Wednesday, August 21, 2013

Reflection on a year

Whilst I have been attempting to write my sermon for tomorrow, my mind is wondering to the other things I have to do this week as my placement at St Columba’s Church and Fulbourn URC draws to an end. One task is to write my reflection for my final placement supervision, and so I thought I might as well post this on my blog as well as submit to my Supervisor.

Over a year ago I went to see my College Principal, who was acting as my Tutor at the time, and said I needed experience and guidance in how to tackle pastoral encounters. I am an introvert, so putting me in a room of strangers with whom I am suppose to talk to kind of doesn’t work (it doesn’t always work when I’m in a room of people I know). Even if I dare to step out of the corner I have placed myself in, I struggle to make contact because I really have no idea what to say. Maybe it is something in my subconscious: a deranged idea that I have nothing worth saying, or that if I say something no one will hear me anyway. Who knows, all I know is that I’d rather not be there, as well as, very oddly, at the same sort of wanting to be there. If I had the power of invisibility I think I would have it sussed. However, ministry is primarily about pastoral encounters, so if this is what God has called me to do, then there is no hiding in the corner anymore or wishing I was invisible. I needed help to work this through and that is just what I was given.

From day one of my placement, I learnt that this was something that I was not going to overcome, but like my dyslexia, something that with time and perseverance I would learn to manage. A year down the line, walking in to the hall after the morning service isn’t quite as daunting as it once was. I do still find myself wondering what I do once I have my cup of coffee in my hand, but have moved towards making my way around the room and talking to people. Going to visit someone at home or in hospital is another task I have found very difficult to do. However, with the experiences I have had and the visits I have made accompanied and unaccompanied over the year, have given me confidence that this is not something I will never be able to do. This past week particularly has shown me this, as I have managed to do my first home visited when I hadn’t even arranged to go and see people. This required me to be strict with myself and not let the other things that had to be done push it of the bottom of the ‘to do’ list, I had to fix the time I was going in my diary, but once done, felt like a massive step forward. I still have a long way to go, and need to build my confidence in not being scared of silences or knowing what to ask or how to respond, but I am being to learn this is doable.
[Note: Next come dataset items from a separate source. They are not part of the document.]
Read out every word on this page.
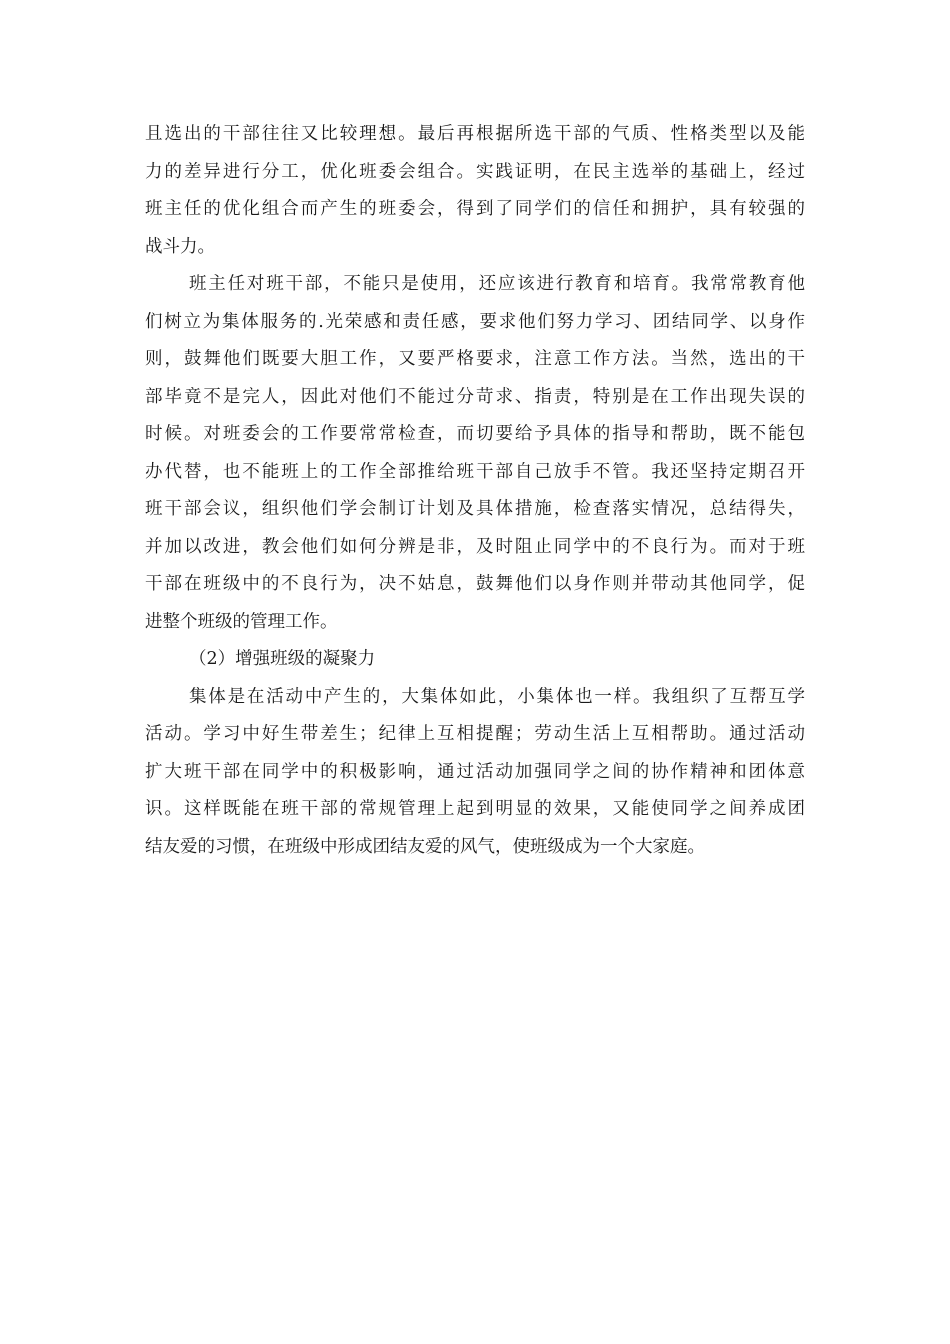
且选出的干部往往又比较理想。最后再根据所选干部的气质、性格类型以及能
力的差异进行分工，优化班委会组合。实践证明，在民主选举的基础上，经过
班主任的优化组合而产生的班委会，得到了同学们的信任和拥护，具有较强的
战斗力。
班主任对班干部，不能只是使用，还应该进行教育和培育。我常常教育他
们树立为集体服务的.光荣感和责任感，要求他们努力学习、团结同学、以身作
则，鼓舞他们既要大胆工作，又要严格要求，注意工作方法。当然，选出的干
部毕竟不是完人，因此对他们不能过分苛求、指责，特别是在工作出现失误的
时候。对班委会的工作要常常检查，而切要给予具体的指导和帮助，既不能包
办代替，也不能班上的工作全部推给班干部自己放手不管。我还坚持定期召开
班干部会议，组织他们学会制订计划及具体措施，检查落实情况，总结得失，
并加以改进，教会他们如何分辨是非，及时阻止同学中的不良行为。而对于班
干部在班级中的不良行为，决不姑息，鼓舞他们以身作则并带动其他同学，促
进整个班级的管理工作。
（2）增强班级的凝聚力
集体是在活动中产生的，大集体如此，小集体也一样。我组织了互帮互学
活动。学习中好生带差生；纪律上互相提醒；劳动生活上互相帮助。通过活动
扩大班干部在同学中的积极影响，通过活动加强同学之间的协作精神和团体意
识。这样既能在班干部的常规管理上起到明显的效果，又能使同学之间养成团
结友爱的习惯，在班级中形成团结友爱的风气，使班级成为一个大家庭。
Pastoral encounters are not confined to just visiting, coffee, or shaking hands at the door. They are also occurring in an act of worship. What is heard may or may not speak to a situation a member of the congregation finds themselves in. What is offered as worship may or may not provide the space for an individual to connect with God. Any act of worship must be constructed in the context of the pastoral concern for the congregation whilst clearing being focused on what we are about—worshipping God individually and as a community. This has not been an easy task, especially when preparing for Sunday morning is not the only thing that has to be achieved in that week. I know that at times I have lack confidence in what I have prepared and struggled to pick the right tunes for the right hymns. My lack of confidence at times has not been without cause, particularly if there has been one area of my sermon where I grappled with what I’m saying, where the words have not come together quite right. Having someone else look over what I have written to either reassure me or point me towards what I’m missing or not quite grasped has been really beneficial. For a relative novice at sermon writing, having someone who will critically look at my sermons has not only help my confidence but has caused me to wrestle more with the theology as well as the exegesis of texts, and I hope has caused my sermons to improve. However, it is very easy to get dependent on this and there is not always going to be someone there to do that for me. This summer, when I have had the time on my own in pastorate I have had to do the process on my own, which has not been easy with some the passages the lectionary has offered. It is something, however, I feel I have successfully achieved, although when you have spent a long time staring at your own work it is much harder to be objectively critical.

My time at St Columba’s and Fulbourn has been invaluable, and something that not many of my fellow students at Westminster College have had the opportunity to do so early in their training. Maybe it is something that not all of us need to do, but it is something that although it has been hard work and at times exhausting, I am pleased I have done. It means that now I am looking forward to my final year and my nine months of supervision in pastorate, rather than dreading it.